What happened when Bush spoke at Ft. Benning?

In a post on the WSJ.com, picked up by rightwing "watchdogs" Newsbusters, James Taranto spies conflicting reports of Bush's January 11th speech: "Are There Two Different Fort Bennings?"

An AP report says Bush was "cheered" (the reason for speaking at a military base) while the NY Times calls the base "subdued."


(By the way, the WaPo corroborates the "subdued" characterization, calling it a "quiet response.")

Of course, the problem with this meme, aside from the fact that it rests on a flabby book by a lonely conservative, is that the lib'rul portion of the media is a somewhat squirrely entity. As in: the AP was the target just a few short weeks ago. Until the right got burned -- severely -- on that one.

So now the AP's the good guys. But wait! Not so fast, the AP seems to have produced two reports from that one speech. The other makes no mention of cheering or not cheering.

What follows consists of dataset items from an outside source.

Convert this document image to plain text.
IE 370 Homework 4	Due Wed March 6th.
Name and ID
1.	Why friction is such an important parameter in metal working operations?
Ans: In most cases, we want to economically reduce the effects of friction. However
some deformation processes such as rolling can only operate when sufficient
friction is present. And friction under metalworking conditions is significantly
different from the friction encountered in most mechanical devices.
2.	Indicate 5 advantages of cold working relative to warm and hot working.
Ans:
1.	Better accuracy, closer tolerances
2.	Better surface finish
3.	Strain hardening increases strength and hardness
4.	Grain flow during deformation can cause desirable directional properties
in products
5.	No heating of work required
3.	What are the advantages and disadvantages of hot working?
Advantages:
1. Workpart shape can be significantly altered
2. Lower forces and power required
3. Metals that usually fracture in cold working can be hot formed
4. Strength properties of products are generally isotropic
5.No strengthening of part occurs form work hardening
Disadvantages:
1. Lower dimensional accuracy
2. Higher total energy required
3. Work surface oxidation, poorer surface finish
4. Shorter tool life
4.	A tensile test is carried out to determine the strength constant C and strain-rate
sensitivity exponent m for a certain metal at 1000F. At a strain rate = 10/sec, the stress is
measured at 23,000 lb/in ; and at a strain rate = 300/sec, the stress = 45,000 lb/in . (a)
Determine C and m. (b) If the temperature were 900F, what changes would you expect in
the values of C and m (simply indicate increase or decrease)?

But let's put aside the question over whether Bush was cheered or not cheered, what constitutes a cheer, are they waves or particles? etc, and focus on the element of the story obscured by what does appear to be a reporting problem on the AP's part.

The fact that, as NPR reported, "After the president's speech, the commanding general barred soldiers from talking to reporters."

Cheering may -- MAY -- have a subjective quality to it.

Cowardice, less so. Bush is too scared to listen to the soldiers he commands. And that speaks volumes.